Saturday, December 20, 2014

Gaussian Processes for Machine Learning

What a great resource for learning about Gaussian Processes: The Gaussian Processes Web Site.

Gaussian processes (GPs) provide a principled, practical, probabilistic approach to learning in kernel machines. GPs have received increased attention in the machine-learning community over the past decade, and this book provides a long-needed systematic and unified treatment of theoretical and practical aspects of GPs in machine learning. The treatment is comprehensive and self-contained, targeted at researchers and students in machine learning and applied statistics.

The book deals with the supervised-learning problem for both regression and classification, and includes detailed algorithms. A wide variety of covariance (kernel) functions are presented and their properties discussed. Model selection is discussed both from a Bayesian and a classical perspective. Many connections to other well-known techniques from machine learning and statistics are discussed, including support-vector machines, neural networks, splines, regularization networks, relevance vector machines and others. Theoretical issues including learning curves and the PAC-Bayesian framework are treated, and several approximation methods for learning with large datasets are discussed. The book contains illustrative examples and exercises, and code and datasets are available on the Web. Appendixes provide mathematical background and a discussion of Gaussian Markov processes.

1. Here's what's missing from the book, iterative methods to avoid N^3 scaling of direct inversion for the linear system solution:
- Improved Fast Gauss Transform code, user's manual, slides, slides
- Preconditioned Krylov Solvers for Kernel Regression

The strategies are to get an approximate solution using an iterative method, and also to approximate the matrix-vector multiply (N or NlogN instead of N^2), of course preconditioning is useful for any method relying on Krylov subspace approaches. The interesting thing about the matrix-vector multiply approximation is that it can be done with worse accuracy as the solution progresses, further saving wall-time.

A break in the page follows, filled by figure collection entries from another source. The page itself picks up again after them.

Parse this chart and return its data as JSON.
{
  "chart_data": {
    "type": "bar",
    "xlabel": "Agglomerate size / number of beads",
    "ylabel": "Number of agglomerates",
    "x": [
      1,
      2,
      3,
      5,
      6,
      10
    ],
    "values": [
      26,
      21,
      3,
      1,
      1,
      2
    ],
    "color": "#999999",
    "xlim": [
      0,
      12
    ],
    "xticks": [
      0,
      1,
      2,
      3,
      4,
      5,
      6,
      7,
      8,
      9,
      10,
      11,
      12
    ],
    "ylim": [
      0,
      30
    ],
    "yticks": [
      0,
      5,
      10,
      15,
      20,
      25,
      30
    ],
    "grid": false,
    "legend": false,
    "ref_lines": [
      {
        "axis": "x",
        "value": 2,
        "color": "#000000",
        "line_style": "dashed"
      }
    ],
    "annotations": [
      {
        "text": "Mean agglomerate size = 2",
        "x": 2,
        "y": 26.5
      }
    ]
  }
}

Another acceleration approach is to fit on only a subset of the data or do a direct inversion on a reduced rank approximation of the matrix (this is covered in Chapter 8):
- A Unifying View of Sparse Approximate Gaussian Process Regression

The really cool thing is that all of these acceleration approaches can, in concept, be combined. I haven't found a demonstration that actually does combine them all, so if you know of someone who has published on that please share a link!

1. Well, I didn't read far enough in chapter 8, they actually do mention the improved Gauss transform method, and then far too quickly dismiss "iterative methods" from their subsequent comparisons.

I think there are plenty of times when an approximate solution to the whole problem is more useful than an exact solution to a partial problem.

2. The gpml software is very well documented. I like the way their user documentation (doc/index.html in the download) links directly to all the source scripts that they mention. Great way to introduce the reader to the code.